The north side would work for stands, too, I just didn’t put stands there to minimize impact by not going in as deep. Also, within the chase area, I may leave a few trees standing, such as oaks or other “food” trees, but I’ll take the rest down, regardless if they hinge well or snap. My goal is to create a nasty mess and open the canopy. Because of that, one most often has to invest a day a year into trail maintenance to keep them open. Late summer is a good time, as most growth is starting to slow.

As a side note, I’d do everything reasonable in my power to blockade the creek crossing south of the food plot and make an easy crossing about even with the food plot. I’d put stands there, as well. It creates a nice, low impact funnel and discourages deer from traveling behind the stand on the food plot.

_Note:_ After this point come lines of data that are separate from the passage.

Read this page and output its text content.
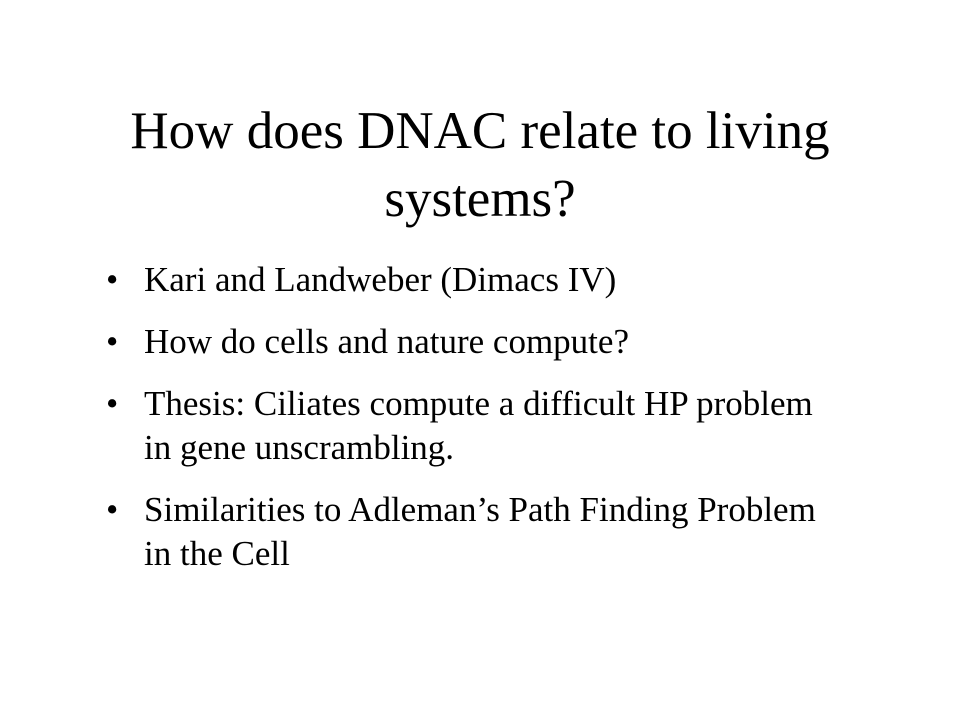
How does DNAC relate to living systems?
• Kari and Landweber (Dimacs IV)
• How do cells and nature compute?
• Thesis: Ciliates compute a difficult HP problem in gene unscrambling.
• Similarities to Adleman’s Path Finding Problem in the Cell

Tony LaPratt deserves the credit for being the first to show me how to hinge cut many years ago at a deer show we were both speaking at (never went to his boot camps or anything, just casual friends), but these are not his “sneak trails,” and I have no clue how he creates them. I learned about creating trails from Barry Wensel way back when I was in my early 20s. Frankly, he had more of an impact in my hunting style and my using creativity than he’ll ever know, despite me telling him several times. Please don’t turn this into a TL bashing thread. I just wanted to give credit where credit was due. I may have come up with the idea of creating chase areas on my own, but it was from putting pieces that they both gave me together.